また、①は「やは」という反語の強調表現、③は「ぞ」「けり」という強調・詠嘆表現、⑤は「かな」という詠嘆表現、⑥は「春」「冬」という対句的表現で長歌、⑧は「けり」「か」という詠嘆表現をともなっている。古典の非情の受身の特徴は、小杉商一(1979)に指摘があり、金水敏(1991)、近藤泰弘(2000)においても確認されたように、「たり」「り」をともなった状態性の表現になるか、あるいは、「たり」「り」をともなわなくても、状態性の表現になることが大きな特徴であるが、『古今和歌集』の場合には、長歌を除くと、すべて「たり」「り」をともなわない状態性の非情の受身表現になり、和歌特有の強調・詠嘆の表現をともなう。
「に」で表出されている受身の行為主体は②③⑤⑥⑩⑪で、「ひと」か「ものごと」かで見ると、「ひと」が②⑤⑩、「ものごと」が③⑥⑪である。比較的「に」で明示されているのは、「に」で示される行為主体の動作を、主語が受けるだけではなく、中西宇一(1996)のことばを使うと、「に」による対者が主語を、自分の意志のままに処置することのできる行為主体として存在することを示すものであろう。つまり、「に」によって、拒否することのできない事柄を示しているのではないだろうか。

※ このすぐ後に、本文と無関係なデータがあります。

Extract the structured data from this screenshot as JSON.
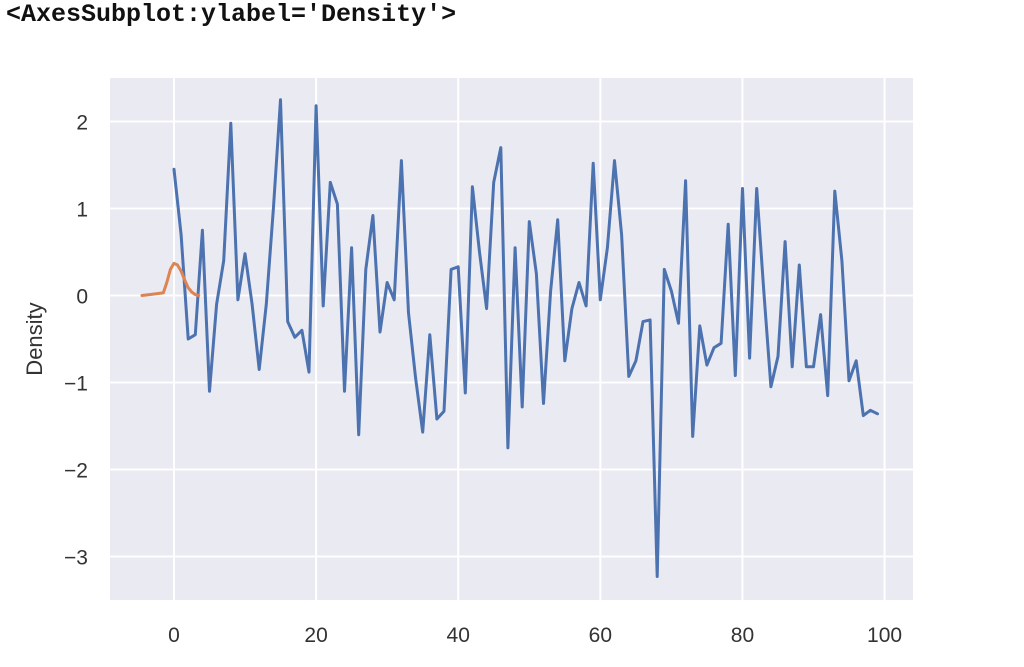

動詞の自他の例で、自動詞でも受身になる例は、『古今和歌集』では、受身の用例を見るかぎり、⑥の「春は霞にたなびかれ」の「たなびく」だけであり、長歌ということもあり、特殊な例として処理できそうである。したがって、自動詞でも受身になる古典の例として、この歌を示すのは、不適当である。また、他動詞「知る」を用いて「―に知られぬ+名詞」という慣用句になっているものが②③⑤に見られる。

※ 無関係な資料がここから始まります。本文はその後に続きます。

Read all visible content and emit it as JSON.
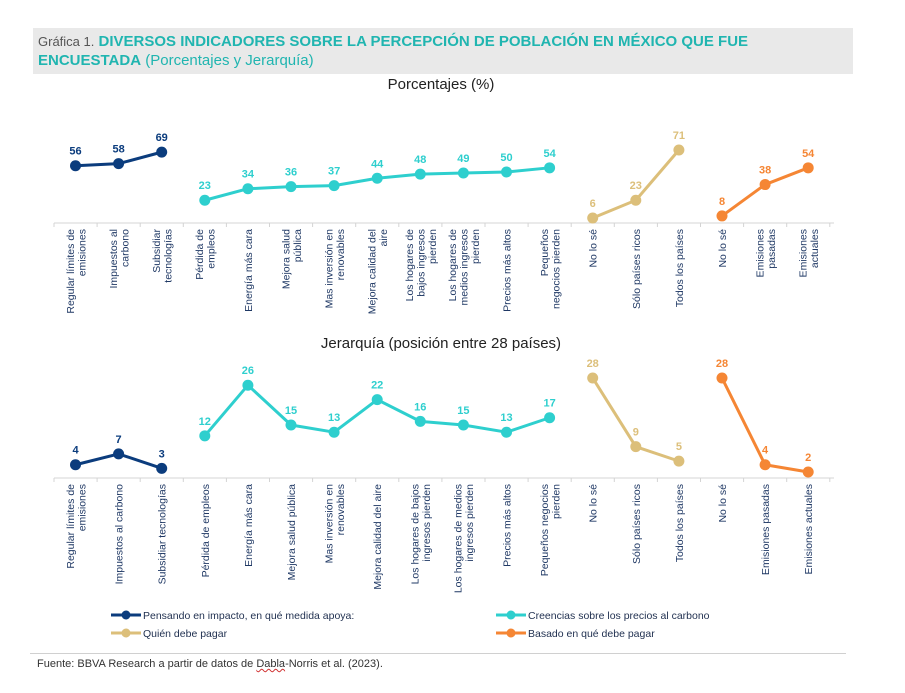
{
  "header": {
    "prefix": "Gráfica 1.",
    "title_bold_line1": "DIVERSOS INDICADORES SOBRE LA PERCEPCIÓN DE POBLACIÓN EN MÉXICO QUE FUE",
    "title_bold_line2": "ENCUESTADA",
    "title_suffix": "(Porcentajes  y Jerarquía)",
    "accent_color": "#20b5b0"
  },
  "chart_data": [
    {
      "type": "line",
      "title": "Porcentajes (%)",
      "xlabel": "",
      "ylabel": "",
      "ylim": [
        0,
        75
      ],
      "grid": false,
      "categories": [
        "Regular límites de emisiones",
        "Impuestos al carbono",
        "Subsidiar tecnologías",
        "Pérdida de empleos",
        "Energía más cara",
        "Mejora salud pública",
        "Mas inversión en renovables",
        "Mejora calidad del aire",
        "Los hogares de bajos ingresos pierden",
        "Los hogares de medios ingresos pierden",
        "Precios más altos",
        "Pequeños negocios pierden",
        "No lo sé",
        "Sólo países ricos",
        "Todos los países",
        "No lo sé",
        "Emisiones pasadas",
        "Emisiones actuales"
      ],
      "tick_labels": [
        [
          "Regular límites de",
          "emisiones"
        ],
        [
          "Impuestos al",
          "carbono"
        ],
        [
          "Subsidiar",
          "tecnologías"
        ],
        [
          "Pérdida de",
          "empleos"
        ],
        [
          "Energía más cara"
        ],
        [
          "Mejora salud",
          "pública"
        ],
        [
          "Mas inversión en",
          "renovables"
        ],
        [
          "Mejora calidad del",
          "aire"
        ],
        [
          "Los hogares de",
          "bajos ingresos",
          "pierden"
        ],
        [
          "Los hogares de",
          "medios ingresos",
          "pierden"
        ],
        [
          "Precios más  altos"
        ],
        [
          "Pequeños",
          "negocios pierden"
        ],
        [
          "No lo sé"
        ],
        [
          "Sólo países ricos"
        ],
        [
          "Todos los países"
        ],
        [
          "No lo sé"
        ],
        [
          "Emisiones",
          "pasadas"
        ],
        [
          "Emisiones",
          "actuales"
        ]
      ],
      "series": [
        {
          "name": "Pensando en impacto, en qué medida apoya:",
          "color": "#0b3c7d",
          "start_index": 0,
          "values": [
            56,
            58,
            69
          ]
        },
        {
          "name": "Creencias sobre los precios al carbono",
          "color": "#2ecfce",
          "start_index": 3,
          "values": [
            23,
            34,
            36,
            37,
            44,
            48,
            49,
            50,
            54
          ]
        },
        {
          "name": "Quién debe pagar",
          "color": "#dcbf7a",
          "start_index": 12,
          "values": [
            6,
            23,
            71
          ]
        },
        {
          "name": "Basado en qué debe pagar",
          "color": "#f58634",
          "start_index": 15,
          "values": [
            8,
            38,
            54
          ]
        }
      ]
    },
    {
      "type": "line",
      "title": "Jerarquía (posición entre 28 países)",
      "xlabel": "",
      "ylabel": "",
      "ylim": [
        0,
        30
      ],
      "grid": false,
      "categories": [
        "Regular límites de emisiones",
        "Impuestos al carbono",
        "Subsidiar tecnologías",
        "Pérdida de empleos",
        "Energía más cara",
        "Mejora salud pública",
        "Mas inversión en renovables",
        "Mejora calidad del aire",
        "Los hogares de bajos ingresos pierden",
        "Los hogares de medios ingresos pierden",
        "Precios más altos",
        "Pequeños negocios pierden",
        "No lo sé",
        "Sólo países ricos",
        "Todos los países",
        "No lo sé",
        "Emisiones pasadas",
        "Emisiones actuales"
      ],
      "tick_labels": [
        [
          "Regular límites de",
          "emisiones"
        ],
        [
          "Impuestos al carbono"
        ],
        [
          "Subsidiar tecnologías"
        ],
        [
          "Pérdida de empleos"
        ],
        [
          "Energía más cara"
        ],
        [
          "Mejora salud pública"
        ],
        [
          "Mas inversión en",
          "renovables"
        ],
        [
          "Mejora calidad del aire"
        ],
        [
          "Los hogares de bajos",
          "ingresos pierden"
        ],
        [
          "Los hogares de medios",
          "ingresos pierden"
        ],
        [
          "Precios más  altos"
        ],
        [
          "Pequeños negocios",
          "pierden"
        ],
        [
          "No lo sé"
        ],
        [
          "Sólo países ricos"
        ],
        [
          "Todos los países"
        ],
        [
          "No lo sé"
        ],
        [
          "Emisiones pasadas"
        ],
        [
          "Emisiones actuales"
        ]
      ],
      "series": [
        {
          "name": "Pensando en impacto, en qué medida apoya:",
          "color": "#0b3c7d",
          "start_index": 0,
          "values": [
            4,
            7,
            3
          ]
        },
        {
          "name": "Creencias sobre los precios al carbono",
          "color": "#2ecfce",
          "start_index": 3,
          "values": [
            12,
            26,
            15,
            13,
            22,
            16,
            15,
            13,
            17
          ]
        },
        {
          "name": "Quién debe pagar",
          "color": "#dcbf7a",
          "start_index": 12,
          "values": [
            28,
            9,
            5
          ]
        },
        {
          "name": "Basado en qué debe pagar",
          "color": "#f58634",
          "start_index": 15,
          "values": [
            28,
            4,
            2
          ]
        }
      ]
    }
  ],
  "legend": {
    "placement": "bottom",
    "items": [
      {
        "label": "Pensando en impacto, en qué medida apoya:",
        "color": "#0b3c7d"
      },
      {
        "label": "Creencias sobre los precios al carbono",
        "color": "#2ecfce"
      },
      {
        "label": "Quién debe pagar",
        "color": "#dcbf7a"
      },
      {
        "label": "Basado en qué debe pagar",
        "color": "#f58634"
      }
    ]
  },
  "source": {
    "before": "Fuente: BBVA Research a partir de datos de ",
    "flagged_word": "Dabla",
    "after": "-Norris et al. (2023)."
  }
}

 ⑫⑬の例は、受身とも自発ともとることができるのだが、「る」「らる」には、主に「受身根源説」と「自発根源説」とがあり、他に、「出来」という概念を持ち込んでその「出来」から他の意味を同時的に派生させたとする尾上圭介(1998)の説があるが、「自発根源説」の方が説明しやすいために、一般的には用いられることが多い。森重敏(1969)の理論では、「自発」というのは、主体は「私」の場合であり、主観的なものとなる。それにしたがうと、⑫⑬の例は、主体は「私」なので「自発」ととらえた方がよいであろう。また、「受身」は客観的なものであり、「自発」は主観的なものであるから、受身根源か自発根源かにこだわらずに、主体が客観的なものか主観的なものかに偏ることによって、「受身」と「自発」とに動き、そして変わるものと考えておくのがよいのではないだろうか。というのも、「受身」か「自発」かに絞ることは難しいからである。「受身根源説」では、どうしても語彙的にとらえた場合に、「受身」の意からの「自発」「可能」「尊敬」への説明が難しく、「自発根源説」では「る」「らる」の助動詞相互承接の関係図では、橋本進吉氏の指摘にあるように、活用形が完備している「る」「らる」は、動詞のすぐ下にくる。そしてそれらは、客観的な助動詞になるわけであり、逆に活用形が完備していないものほど下にきて、金田一春彦氏の指摘する「不変化助動詞」、すなわち、主観的なものとなる。そうしたときに、「自発」は主観的要素が強いので、「自発根源説」はうまく適用できないのである。
 また「る・らる」が自発・可能になるとき、それらはどのような構造になっているのであろうか。中西宇一(1996)は、「心情に導かれて生ずる場合」「状況に導かれて生ずる場合」に分け、それぞれを「心的行為」「身体的行為」と「心的行為」「身体的行為」「ものごとの実現」とに分けて説明している。その立場からすると、⑪は中西宇一(1996)のいうように「可能」とも取れそうであるが、行為主体が「に」で明示されているので、ここでは一般的に「受身」として扱うこととした。